The US dollar is slumping against many currency rivals in the middle of the trading week as the Federal Reserve’s unlimited quantitative easing program and Washington’s $2 trillion stimulus efforts weigh on the greenback. Mixed economic data failed to alleviate pressures on the dollar.
The federal government once again delayed passage of the astronomical $2 trillion stimulus package as Congress continues to clarify language in the bill. But leaders in both parties say the deal is as good as done. This sparked the second consecutive day of huge gains for the leading US stock indexes. Once the legislation is signed by President Donald Trump, it would complement the Federal Reserve’s aggressive monetary actions, including unlimited quantitative easing and 0% interest rates.
On the data front, the IHS Markit manufacturing purchasing managers’ index (PMI) came in at 49.2 in March, down from 50.7 in February – anything below 50 indicates a contraction. The reading was better than the 42.8 median estimate. The services PMI plummeted to 39.1 this month, down from 49.4% in February.
New home sales tumbled 4.4% last month, down from the 7.9% gain in January. The market had penciled in a drop of 2%. The January housing price index edged up 0.3%, down from 0.7% in December. According to the Mortgage Bankers Association (MBA), mortgage applications cratered 29.4% in the week ending March 20.
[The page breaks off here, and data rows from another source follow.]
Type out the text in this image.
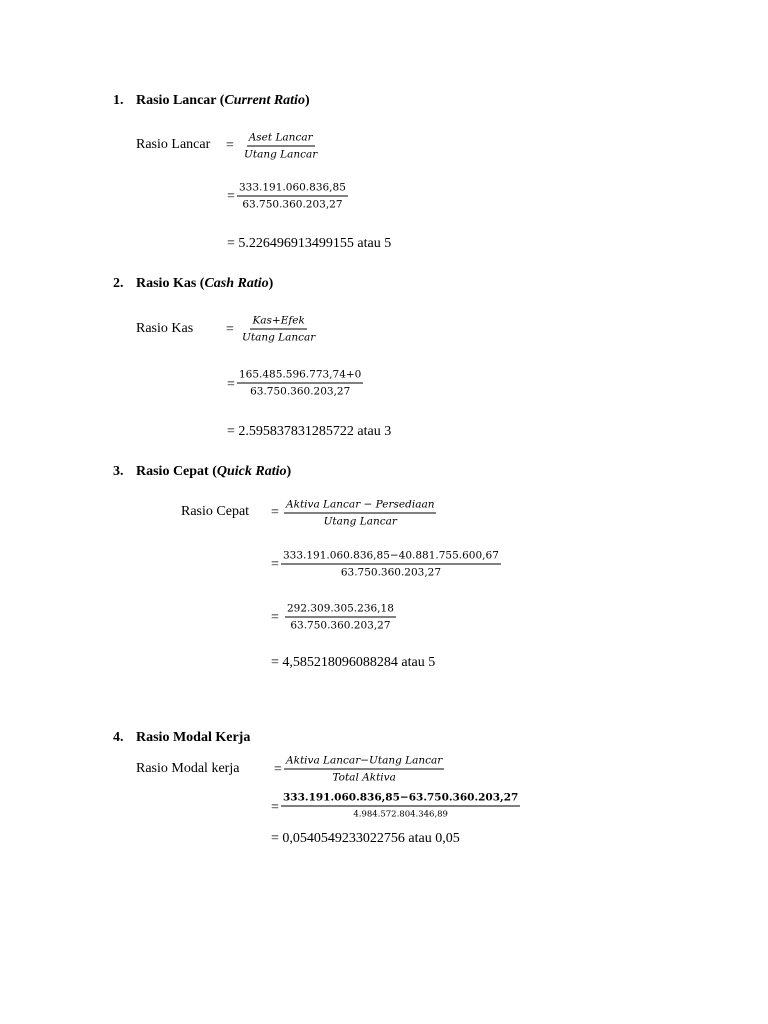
1. Rasio Lancar (Current Ratio)
Rasio Lancar =
Aset Lancar
Utang Lancar
= $\frac{333.191.060.836,85}{63.750.360.203,27}$
= 5.226496913499155 atau 5
2. Rasio Kas (Cash Ratio)
Rasio Kas =
Kas+Efek
Utang Lancar
= $\frac{165.485.596.773,74+0}{63.750.360.203,27}$
= 2.595837831285722 atau 3
3. Rasio Cepat (Quick Ratio)
Rasio Cepat =
Aktiva Lancar − Persediaan
Utang Lancar
= $\frac{333.191.060.836,85-40.881.755.600,67}{63.750.360.203,27}$
= $\frac{292.309.305.236,18}{63.750.360.203,27}$
= 4,585218096088284 atau 5
4. Rasio Modal Kerja
Rasio Modal kerja =
Aktiva Lancar−Utang Lancar
Total Aktiva
=
333.191.060.836,85−63.750.360.203,27
4.984.572.804.346,89
= 0,0540549233022756 atau 0,05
Last month, durable goods orders surged 1.2%, up from the tepid 0.1% gain in January.
All eyes will be on Thursday’s initial jobless claims report that is anticipated to clock in at more than one million, though some experts say it could hit the two-million mark. The fourth-quarter gross domestic product (GDP) growth rate, wholesale inventories, and the personal consumption expenditure index will also come out on Thursday.
The US bond market experienced an interesting development on Wednesday morning: the one- and three-month Treasury notes slipped into negative territory to -0.03%. This did occur more than four years ago, but it was a blip and it only hit -0.002%. It could be easy to blame the negative-yielding bond on the central bank, which slashed interest rates to 0% a week, but experts say it is more of a demand issue.
The US Dollar Index, which measures the greenback against a basket of currencies, declined 1.16% to 100.86, from an opening of 101.60.
The USD/CAD currency pair plummeted 1.77% to 1.4207, from an opening of 1.4464, at 19:48 GMT on Thursday. The EUR/USD advanced 0.82% to 1.0876, from an opening of 1.0790.